Dubai, United Arab Emirates (CNN) — The five traditional senses: sight, smell, hearing, taste and touch, aim to protect us from danger. It also helps us to find food and may help us meet a companion or companion on the way. They frame the order that surrounds us, and, if set properly, unfold before us some natural beauty and wonder within our sight.
What the senses have in common is that they are processed through the brain. In fact, everything we see, hear, feel, smell, and taste is perceived by our brains, and it may be controversial for many.
That’s right: it’s our brains that translate the tiny, invisible airborne particles from the smell of bread into the stinky sock. Our brains can turn pressure waves or vibrations into a whisper or the pounding of distant thunder. Our brains can also weave the visible light portion of electromagnetic radiation into a beautiful mountain, or the glow on our mother’s face. Our brains can recognize the infrared portion of the same electromagnetic radiation, such as feeling warm while sitting near a lit fireplace. It’s really amazing.
In the new season of the “Chasing Life” podcast, which launches this week, we’ll explore the many mysteries of the senses.
I’m a practicing neurosurgeon, and my first love has always been the brain, but reporting this season’s stories was an opportunity to combine that with another love: journalistic storytelling. What I heard, saw, smelled, tasted, and felt was absolutely wonderful.
Our traditional five senses may seem obvious, but in reality they are not. Each has its own multiple and subtle aspects, with many differences. Take touch, for example. Some people like it while others don’t. Far from being just one sense, touch can be divided into pressure, temperature, touch, and pain. We’re still learning how it all works.

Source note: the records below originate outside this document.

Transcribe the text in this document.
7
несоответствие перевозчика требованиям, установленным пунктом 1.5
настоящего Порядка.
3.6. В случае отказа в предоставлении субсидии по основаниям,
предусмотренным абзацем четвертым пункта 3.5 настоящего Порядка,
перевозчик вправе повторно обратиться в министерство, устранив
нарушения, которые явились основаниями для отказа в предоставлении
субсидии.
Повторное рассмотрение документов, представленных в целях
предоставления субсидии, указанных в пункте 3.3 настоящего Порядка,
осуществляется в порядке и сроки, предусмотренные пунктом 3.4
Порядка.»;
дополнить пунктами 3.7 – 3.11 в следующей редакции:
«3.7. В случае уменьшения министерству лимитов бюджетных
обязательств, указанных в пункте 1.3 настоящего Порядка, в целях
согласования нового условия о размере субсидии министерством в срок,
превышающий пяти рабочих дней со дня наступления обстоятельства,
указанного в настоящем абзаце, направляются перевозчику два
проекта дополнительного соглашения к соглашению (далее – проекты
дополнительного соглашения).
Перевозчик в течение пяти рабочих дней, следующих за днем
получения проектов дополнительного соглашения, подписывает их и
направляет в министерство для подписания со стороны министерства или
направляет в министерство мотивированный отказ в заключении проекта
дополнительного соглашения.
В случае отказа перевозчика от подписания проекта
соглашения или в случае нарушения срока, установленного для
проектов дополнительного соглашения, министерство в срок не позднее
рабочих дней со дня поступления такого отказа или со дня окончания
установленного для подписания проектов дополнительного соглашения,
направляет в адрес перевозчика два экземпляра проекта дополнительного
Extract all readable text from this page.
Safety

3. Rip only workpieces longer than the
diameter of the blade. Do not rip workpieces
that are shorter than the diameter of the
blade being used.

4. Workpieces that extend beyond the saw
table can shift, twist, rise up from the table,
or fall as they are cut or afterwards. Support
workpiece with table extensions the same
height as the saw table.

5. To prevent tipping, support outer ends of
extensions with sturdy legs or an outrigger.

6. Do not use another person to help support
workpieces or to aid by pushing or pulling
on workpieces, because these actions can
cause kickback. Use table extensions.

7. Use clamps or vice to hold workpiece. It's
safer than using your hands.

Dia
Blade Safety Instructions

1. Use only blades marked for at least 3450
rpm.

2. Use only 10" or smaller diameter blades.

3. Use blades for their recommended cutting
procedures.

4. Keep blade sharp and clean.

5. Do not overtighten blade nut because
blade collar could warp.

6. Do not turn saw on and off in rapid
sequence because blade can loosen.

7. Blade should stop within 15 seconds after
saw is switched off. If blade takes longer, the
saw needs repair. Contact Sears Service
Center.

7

Just last year, in 2021, two scientists working separately, shared the Nobel Prize for Medicine for their work identifying a sensor in the nerve endings of our skin that responds to heat, and other sensors that respond to pressure. And just this year, the two researchers published a paper describing some of the possible neural underpinnings of pleasurable sensations such as cuddling and foreplay.
Moreover, the traditional five senses are not the only ones we have. It may surprise you to learn that we have seven senses, maybe eight at the minimum. You will learn more regarding the other secret senses that most humans have in this season of “Chasing Life”.
In addition, we will see what happens when people do not have a sense or a sense component. We have an episode of the inability to recognize faces, generally known as prosopagnosia, a condition in which people can see faces but cannot recognize them, sometimes even to the faces of their family members. We will learn how people in the deaf-blind community have created language to help them communicate better.
We’ll also look at synesthesia, when two senses blend together to create a unique ‘synthetic sensation’, such as colored hearing, where sounds make certain colours. You will learn why synesthesia occurs and how the experience is so ingrained in the individual that many who have it do not realize (for a long time) that others do not see the world in the same way.
In addition, we’ll take a deep look at psychedelic drugs, which distort the senses and separate us from our usual way, and can be used to treat mental health conditions, such as post-traumatic stress disorder and depression.
Animals and how they see the world
We kicked off the season with an interview with award-winning science journalist Ed Young. He is the author of a new book, A Colossal World: How Animal Senses Reveal the Hidden Worlds Around Us.
Ed explains how all creatures, not just humans, live in their ‘sensory bubble’, the very specific part of reality that is crucial to their survival and well-being. This phenomenon is called umwelt, a concept devised by Baltic German biologist Jakob von Uexküll in 1934.
Ed takes us on a fascinating journey through the many mystical senses of the animal kingdom that lie beyond our sensibilities, beyond the reach of what we humans can know for sure.
Ed told me, “I started the book with this thought experiment, like imagining you’re sharing a room with an elephant, a bee, a snake, a spider, and a bat. They might all be in the same physical space, but you’d have radically different experiences of that space. The rattlesnake would be able to sense “The body temperature of the animals around them, the elephant can make low ultrasound sounds that other creatures can’t hear. They smell a lot of smell.. the other animals mightn’t get it. So, we are all trapped in our sensory bubble and looking at reality.”
The really amazing thing, Ed said, is that each of those organisms, including us, thinks we get the full picture of what reality is.
Join us every Tuesday for Chasing Life as we explore the senses and how we make the world come alive for us, so we can live our lives better.